Eğitim-Sen Mersin Şubesi Başkanı Mahmut Sümbül, LGS’nin açıklanmasının ardından açıklamalarda bulunarak, “Mevcut sınav sistemiyle öğrencilerin ilgi, bilgi, beceri ve farklı yeteneklerinin yok sayılıyor. İlave ders ve materyale ulaşamayan öğrencilerin okullarda ek ders yerine dini içerikli dersler görmesi eğitimdeki eşitsizliği artırıyor” dedi.
Eğitim-Sen Mersin Şubesi Başkanı Mahmut Sümbül, geçtiğimiz günlerde açıklanan Liselere Geçiş Sistemi (LGS) ile ilgili açıklamalarda bulundu.
MEB verilerine göre sınava başvuran 1 milyon 38 bin 544 öğrencinin 992 bin 906'sı sınava katıldığını ve sınava katılım oranı yüzde 95,61 olarak gerçekleştiğini belirten Sümbül, “Sonuçlara göre 352 öğrenci tüm soruları doğru yanıtlayarak 500 tam puan aldı. Geçen yıl 500 tam puan alan öğrenci sayısı 562’ydi. Öğrencilerin yüzde 83.85'i yerel, yüzde 16.15'i ise merkezi yerleştirme sınav puanıyla kayıt yaptıracak. Merkezi sınav puanıyla öğrenci alacak okul sayısı 2 bin 525, bu okulların kontenjanı ise 203 bin 638. Bu sayı sınava giren her 5 öğrenciden 4’ünün nitelikli liselere yerleşemeyeceği anlamına gelmektedir” ifadelerini kullandı.

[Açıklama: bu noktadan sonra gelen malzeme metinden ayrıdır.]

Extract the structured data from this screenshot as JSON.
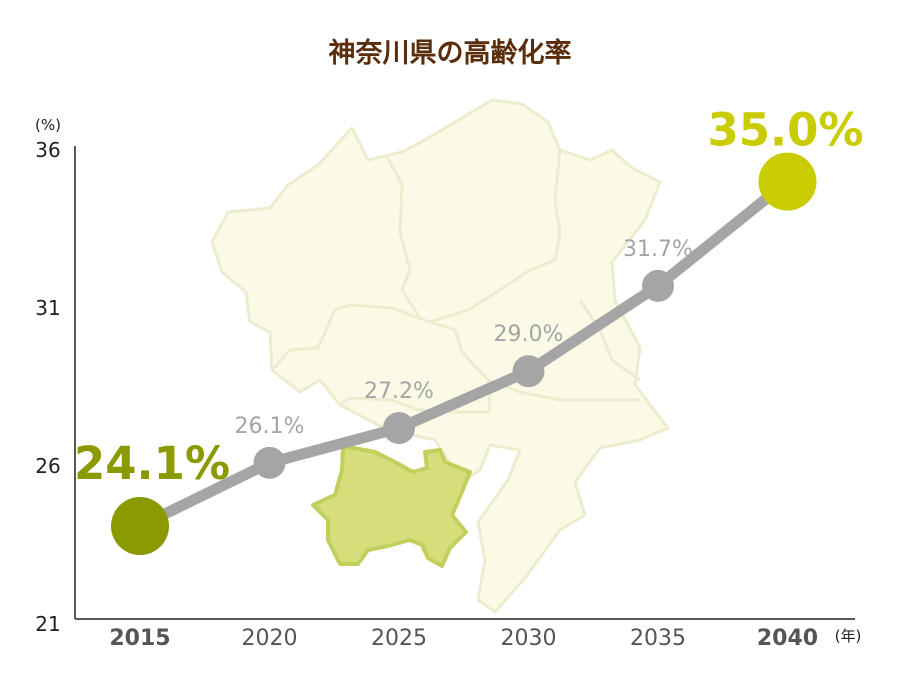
{
  "chart_data": {
    "type": "line",
    "title": "神奈川県の高齢化率",
    "y_unit": "(%)",
    "x_unit": "(年)",
    "categories": [
      "2015",
      "2020",
      "2025",
      "2030",
      "2035",
      "2040"
    ],
    "values": [
      24.1,
      26.1,
      27.2,
      29.0,
      31.7,
      35.0
    ],
    "data_labels": [
      "24.1%",
      "26.1%",
      "27.2%",
      "29.0%",
      "31.7%",
      "35.0%"
    ],
    "ylim": [
      21,
      36
    ],
    "y_ticks": [
      "21",
      "26",
      "31",
      "36"
    ],
    "grid": false,
    "legend": "none"
  },
  "colors": {
    "title": "#5a2d0c",
    "line": "#a5a5a5",
    "first_point": "#8a9a00",
    "last_point": "#c8cc00",
    "map_fill": "#fafae6",
    "map_stroke": "#ecedcf",
    "highlight_fill": "#d6de7c",
    "highlight_stroke": "#c3cf5d"
  },
  "decoration": {
    "background_map": "kanagawa-region-map",
    "highlighted_area": "yokohama-area"
  }
}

834 bin öğrenci ikamete göre kayıt alan imam hatip lisesi, meslek lisesi ya da Anadolu liselerine yerleştirileceğini dile getiren Sümbül, “Türkiye’de toplam 4 bin 306 mesleki ve teknik eğitim veren lise bulunuyor. Bu okullarım toplam kontenjanı ise 1 milyon 772 bin 627. Dini eğitim veren imam hatip liselerinin sayısı ise 1715. Bu okulların toplam kontenjanı ise 579 bin 306. Tam puan alan ve yüzde 1-2’lik dilimlere giren 352 öğrencinin çoğunun özel okul çıkışlı olduğunu düşünüyoruz. Sosyoekonomik farklılıkların yarattığı eşitsizlikler her sene dile getirilmesine rağmen yakıcılığını korumaktadır. 14-15 yaşındaki çocuklar ağır sınav stresi ile pedagojiden uzak, bireysel yeteneklerin öne çıkarılmadığı bir yerleştirme sistemi ile karşı karşıya bırakılmaktadır. Mevcut sınav sistemiyle öğrencilerin ilgi, bilgi, beceri ve farklı yeteneklerinin yok sayılıyor. İlave ders ve materyale ulaşamayan öğrencilerin okullarda ek ders yerine dini içerikli dersler görmesi eğitimdeki eşitsizliği artırıyor. Bilim, kültür, sanat, spor gibi öğrencilerin yeteneklerini keşfetmeye ve kendilerini geliştirmelerine yönelik birçok ders müfredat dışına itiliyor veya içeriği daraltılarak muğlaklaştırılıyor” şeklinde konuştu.